Como encontrar os preços dos produtos? As placas indicativas são confusas e nunca estão nos lugares certos; sem contar que o preço do Colgate fresh vermelho pode ser diferente do preço do preto. E a placa encontrada é a do verde!

“Mas existem dispositivos para leitura do código de barras” – alguém pode argumentar. Sim, elas existem. Mas só as vezes funcionam e quando são encontradas!

Segundo detalhe: as marcas que você quer sempre estão escondidas. Geralmente na prateleira de baixo, com acesso complicado ou no final do corredor, depois que já foram escolhidos os produtos de marca própria. É como se houvesse uma “máfia” para vender o produto “Carrefour” ou os produtos da marca que paga para aparecer nas prateleiras “preferenciais”.

 

Uma constatação cada vez mais gritante: tenho a impressão de ser sacaneado dia após dia em relação ao tamanho da embalagem dos produtos.

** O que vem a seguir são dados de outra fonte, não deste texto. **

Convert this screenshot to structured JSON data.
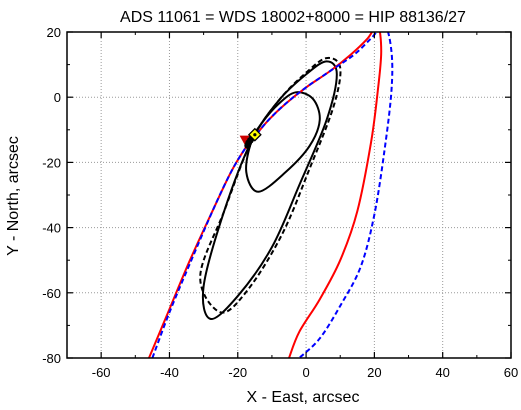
{
  "chart_data": {
    "type": "line",
    "title": "ADS 11061 = WDS 18002+8000 = HIP 88136/27",
    "xlabel": "X - East, arcsec",
    "ylabel": "Y - North, arcsec",
    "xlim": [
      -70,
      60
    ],
    "ylim": [
      -80,
      20
    ],
    "x_ticks": [
      -60,
      -40,
      -20,
      0,
      20,
      40,
      60
    ],
    "y_ticks": [
      20,
      0,
      -20,
      -40,
      -60,
      -80
    ],
    "grid": true,
    "legend": "none",
    "series": [
      {
        "style": "solid",
        "color": "#000000",
        "x": [
          -16,
          -13,
          -8,
          -3,
          2,
          4,
          1,
          -6,
          -14,
          -17.5,
          -16
        ],
        "y": [
          -13.5,
          -8,
          -2,
          1.5,
          -0.5,
          -7,
          -15,
          -23,
          -29,
          -23,
          -13.5
        ]
      },
      {
        "style": "solid",
        "color": "#000000",
        "x": [
          -16,
          -8,
          0,
          6,
          9,
          6,
          -2,
          -10,
          -20,
          -28,
          -30,
          -24,
          -16
        ],
        "y": [
          -13.5,
          -1,
          7,
          11,
          7,
          -7,
          -27,
          -46,
          -61,
          -68,
          -58,
          -35,
          -13.5
        ]
      },
      {
        "style": "dashed",
        "color": "#000000",
        "x": [
          -16,
          -8,
          0,
          6,
          10,
          8,
          1,
          -7,
          -17,
          -25,
          -31,
          -24,
          -16
        ],
        "y": [
          -13.5,
          -1,
          7.5,
          12,
          9,
          -3,
          -22,
          -42,
          -59,
          -66,
          -55,
          -35,
          -13.5
        ]
      },
      {
        "style": "solid",
        "color": "#ff0000",
        "x": [
          -46,
          -40,
          -34,
          -27,
          -22,
          -18,
          -15,
          -11,
          -6,
          0,
          7,
          13,
          18,
          21,
          22,
          21,
          19,
          15,
          10,
          4,
          -2,
          -5
        ],
        "y": [
          -80,
          -65,
          -50,
          -34,
          -23,
          -16,
          -12,
          -7,
          -2,
          3,
          8,
          13,
          18,
          22,
          14,
          2,
          -14,
          -35,
          -50,
          -62,
          -72,
          -80
        ]
      },
      {
        "style": "dashed",
        "color": "#0000ff",
        "x": [
          -45,
          -40,
          -34,
          -27,
          -22,
          -18,
          -15,
          -11,
          -6,
          0,
          7,
          14,
          19,
          23,
          25,
          25,
          23,
          20,
          16,
          10,
          4,
          -2
        ],
        "y": [
          -80,
          -66,
          -51,
          -34,
          -23,
          -16,
          -12,
          -7,
          -2,
          3,
          8,
          13,
          18,
          22,
          14,
          2,
          -16,
          -36,
          -52,
          -64,
          -74,
          -80
        ]
      }
    ],
    "markers": [
      {
        "shape": "triangle",
        "color": "#cc0000",
        "x": -18,
        "y": -13
      },
      {
        "shape": "circle",
        "color": "#000000",
        "x": -15.8,
        "y": -12.5
      },
      {
        "shape": "circle",
        "color": "#000000",
        "x": -16.3,
        "y": -13.2
      },
      {
        "shape": "circle",
        "color": "#000000",
        "x": -15.2,
        "y": -12
      },
      {
        "shape": "circle",
        "color": "#000000",
        "x": -16.8,
        "y": -14
      },
      {
        "shape": "circle",
        "color": "#000000",
        "x": -14.8,
        "y": -11.2
      },
      {
        "shape": "circle",
        "color": "#000000",
        "x": -17.1,
        "y": -14.8
      },
      {
        "shape": "diamond",
        "color": "#ffff00",
        "x": -15,
        "y": -11.5
      }
    ]
  }
}
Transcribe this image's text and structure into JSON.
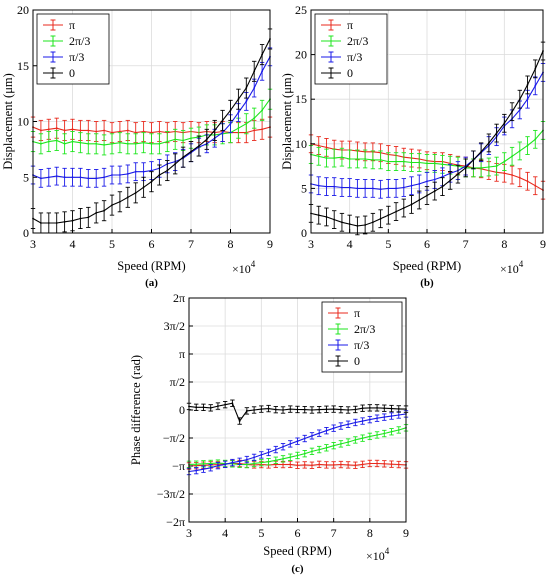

Citando um exemplo: determinado pacote de bolachas tinha 200g e custava “x”, depois passou a ter 180g e 160g, mas manteve o preço. Daí aumentam o preço em 20% e colocam num pacote especial a inscrição: “20g grátis!”. Por último lançam pacotes menores, com nomes sugestivos, tipo “lanchinho” e retomam o pacote de 200g com o nome de “família”. E, logicamente, o preço do menor será “x” e o “família” custará o dobro.

E é assim com desodorantes, cerveja em diferentes formatos, papel higiênico… A ideia parece ser confundir o consumidor na avaliação do preço ou custo x benefício.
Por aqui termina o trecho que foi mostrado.